Le Président de la plate-forme L’Éveil de la Pensée Citoyenne, Joseph Lapensée Essingone, a tenu une conférence de presse ce jeudi 30 avril 2026 à l’immeuble ABC Mall.
Devant la presse, Joseph Lapensée Essingone a affirmé que la tension politique devient croissante à cause de l’incapacité du régime actuel de tenir ses promesses de campagne.
Il cite l’arrestation récente d’Alain Claude Bilie-By-Nze, Président du parti Ensemble Pour le Gabon (EPG), comme exemple de l’instrumentalisation de la justice à des fins politiques.
« Pour faire taire un opposant gênant, un régime dictatorial va saisir la justice pour des faits réels volontairement amplifiés ou pour des faits fictifs, savamment construits par ses services secrets », a-t-il déclaré.
Il rappelle les cas de Bertrand Zibi Abegue, Landry AMieng, Brice Laccruche Alihanga et Jean Rémy Yama. « Des quatre cités, trois travaillent aujourd’hui avec le Chef de l’État. Ils sont donc bien placés pour demander à ce dernier d’abolir définitivement ces méthodes ».
Pour Alain Claude Bilie-By-Nze, « on a réveillé une affaire vieille de 18 ans, consistant en une dette non payée ». Joseph Lapensée Essingone s’interroge : « Mais quel sera le sort réservé aux autres acteurs politiques ? Qui sera interpellé pour des armes trouvées dans son domicile ? Qui sera interpellé pour des détournements de deniers publics ? Qui sera interpellé pour viol ou pour des relations sexuelles avec un mineur ? »
Prenant l’exemple de la France, où les figures politiques bénéficient d’un service de protection, il rappelle que la Garde Républicaine gabonaise a pour mission d’ »assurer conjointement avec les autres Forces de Défense et de Sécurité, la protection de certaines hautes personnalités de l’État, de responsables politiques ».
« La question qui se pose ici est celle de savoir qui est considéré au Gabon comme responsable politique ?
Les acteurs politiques de l’opposition sont-ils considérés comme étant des responsables politiques ? », s’interroge-t-il.
Il déplore que le décret créant la Garde Républicaine « n’est pas disponible sur le site du Journal Officiel ».
Joseph Lapensée Essingone souligne que l’article 94 de la Constitution « consacre le statut de l’opposition », mais la loi ordinaire censée le préciser « ne semble pas figurer parmi les urgences du nouveau parlement ».
Il cite le Sénégal, où « le Chef de l’opposition est la personne classée deuxième à l’élection présidentielle » et bénéficie de droits : couverture médiatique, réplique, invitation aux cérémonies officielles, consultation par le chef de l’État, protection de sa personne et de ses biens.
« Si nous suivons la même logique que le Sénégal, Monsieur Alain Claude Bilie-By-Nze, arrivé deuxième à l’élection présidentielle aura le statut de chef de l’opposition. En l’absence de ce dernier, pour quelque cause que ce soit, ce statut revient à Monsieur Joseph Lapensée Essingone, arrivé 2ème », a-t-il avancé.

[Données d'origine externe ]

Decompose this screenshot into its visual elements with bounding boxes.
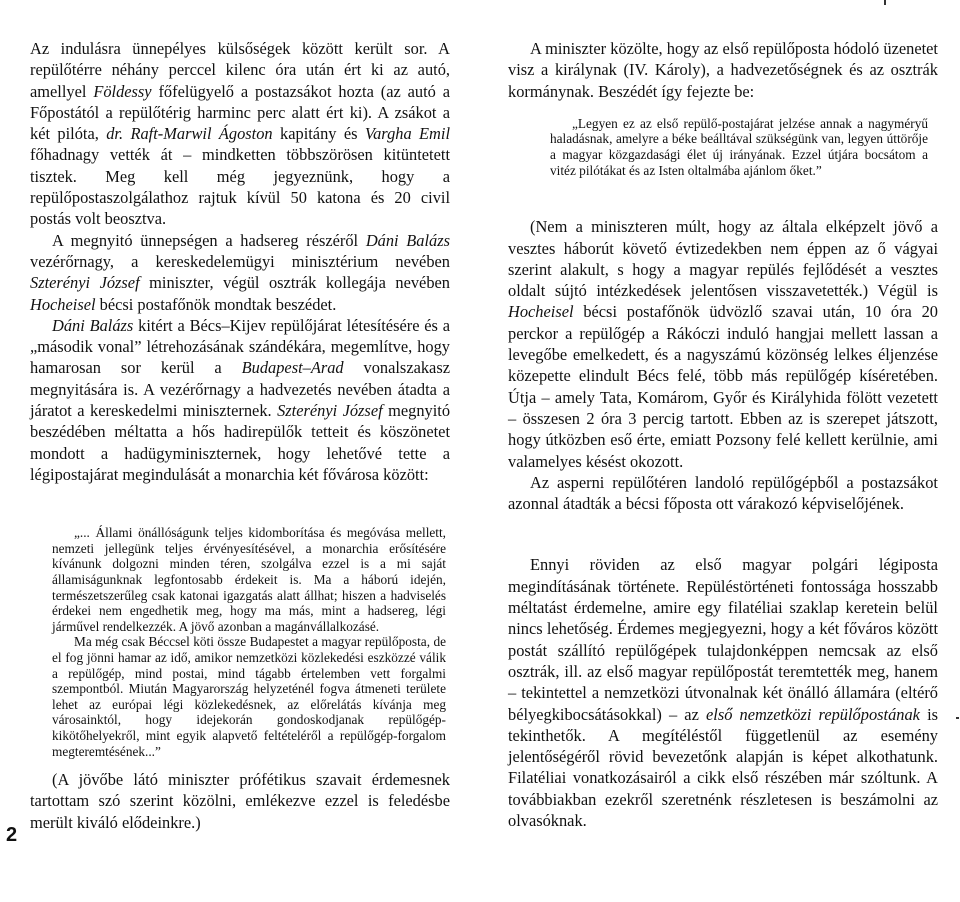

En attendant cette loi, il appelle « l’ensemble des acteurs de l’opposition à plus de solidarité en formant un bloc face au pouvoir actuel ». « Oui, chers leaders politiques de l’opposition, face aux dérives dictatoriales observées depuis la prestation de serment du Chef de l’État, nous devons être solidaires et ne faire qu’un. Comme le disait Alexandre Dumas : Un pour tous, tous pour un », a-t-il conclu.